Forward Looking Information
This news release contains statements about Big Five's expectations regarding the advancement of a Qualifying Transaction and the commencement of trading on the Exchange that are forward-looking in nature and, as a result, are subject to certain risks and uncertainties, such as final listing approval from the Exchange. Although Big Five believes that the expectations reflected in these forward-looking statements are reasonable, undue reliance should not be placed on them as actual results may differ materially from the forward-looking statements. Factors that could cause the actual results to differ materially from those in forward-looking statements include failure of the ongoing negotiations and inability to obtain required regulatory approvals. The forward-looking statements contained in this press release are made as of the date hereof, and Big Five undertakes no obligation to update publicly or revise any forward-looking statements or information, except as required by law.

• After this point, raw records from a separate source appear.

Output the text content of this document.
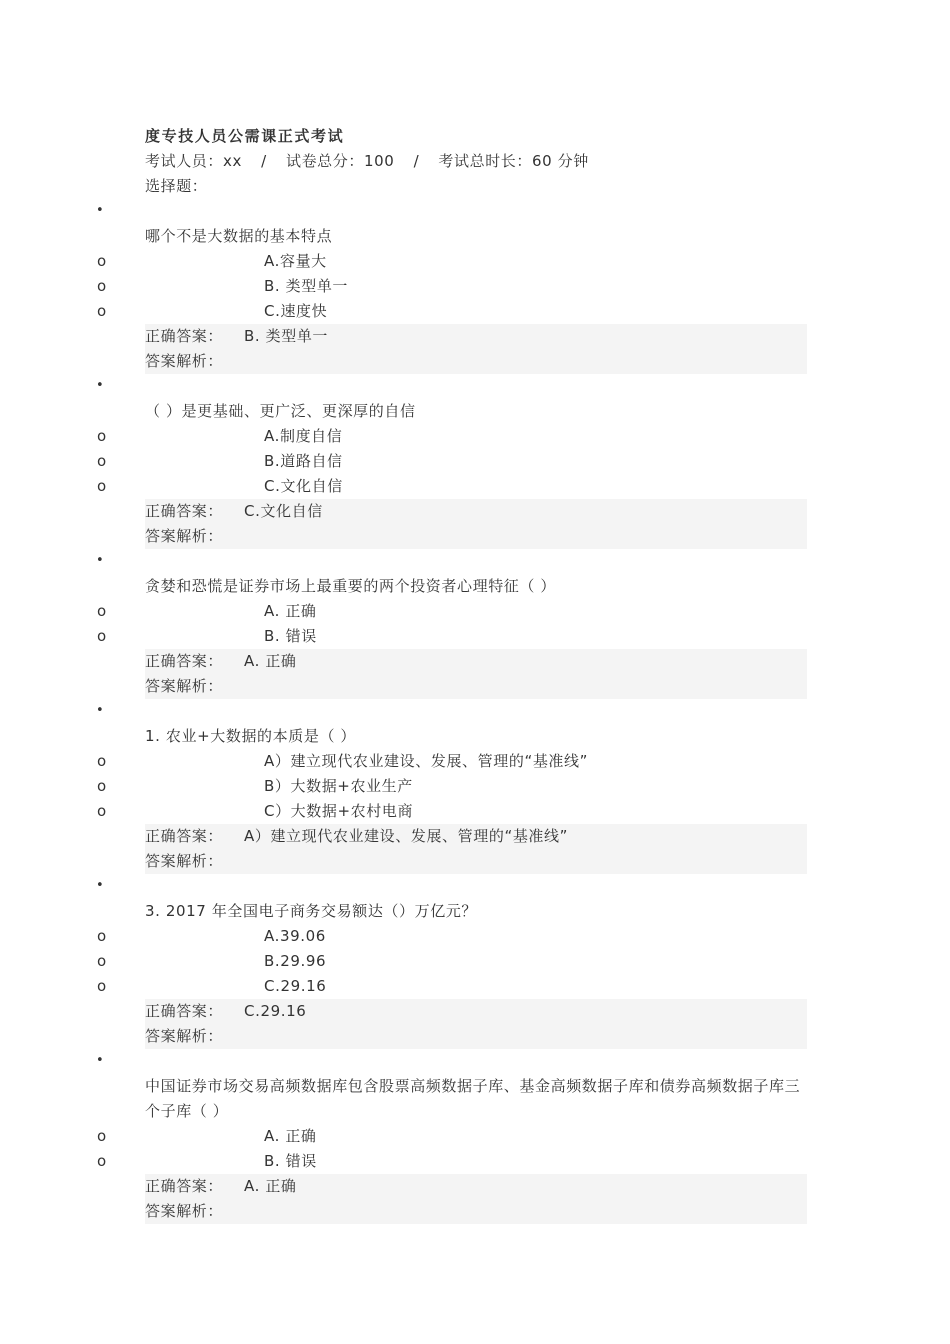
度专技人员公需课正式考试
考试人员：xx / 试卷总分：100 / 考试总时长：60 分钟
选择题：
•
哪个不是大数据的基本特点
o	A.容量大
o	B. 类型单一
o	C.速度快
正确答案： B. 类型单一
答案解析：
•
（ ）是更基础、更广泛、更深厚的自信
o	A.制度自信
o	B.道路自信
o	C.文化自信
正确答案： C.文化自信
答案解析：
•
贪婪和恐慌是证券市场上最重要的两个投资者心理特征（ ）
o	A. 正确
o	B. 错误
正确答案： A. 正确
答案解析：
•
1. 农业+大数据的本质是（ ）
o	A）建立现代农业建设、发展、管理的“基准线”
o	B）大数据+农业生产
o	C）大数据+农村电商
正确答案： A）建立现代农业建设、发展、管理的“基准线”
答案解析：
•
3. 2017 年全国电子商务交易额达（）万亿元？
o	A.39.06
o	B.29.96
o	C.29.16
正确答案： C.29.16
答案解析：
•
中国证券市场交易高频数据库包含股票高频数据子库、基金高频数据子库和债券高频数据子库三个子库（ ）
o	A. 正确
o	B. 错误
正确答案： A. 正确
答案解析：
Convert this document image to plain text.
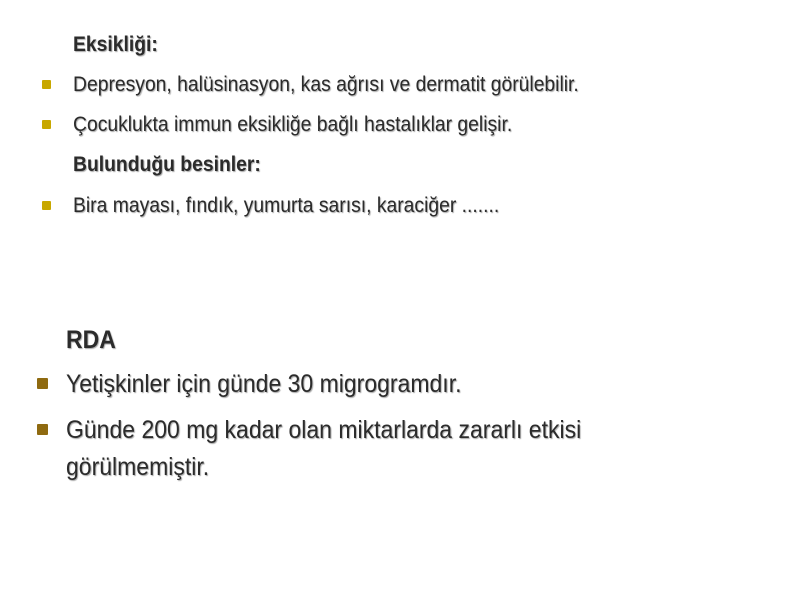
Eksikliği:
Depresyon, halüsinasyon, kas ağrısı ve dermatit görülebilir.
Çocuklukta immun eksikliğe bağlı hastalıklar gelişir.
Bulunduğu besinler:
Bira mayası, fındık, yumurta sarısı, karaciğer .......
RDA
Yetişkinler için günde 30 migrogramdır.
Günde 200 mg kadar olan miktarlarda zararlı etkisi görülmemiştir.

This news release does not constitute an offer to sell or a solicitation of any offer to buy the common shares in the United States. The common shares have not been and will not be registered under the U.S. Securities Act of 1933 and may not be offered or sold in the United States absent registration or an applicable exemption for the registration requirements of such Act.
Neither TSX Venture Exchange nor its Regulation Services Provider (as that term is defined in the policies of the TSX Venture Exchange) accepts responsibility for the adequacy or accuracy of this news release.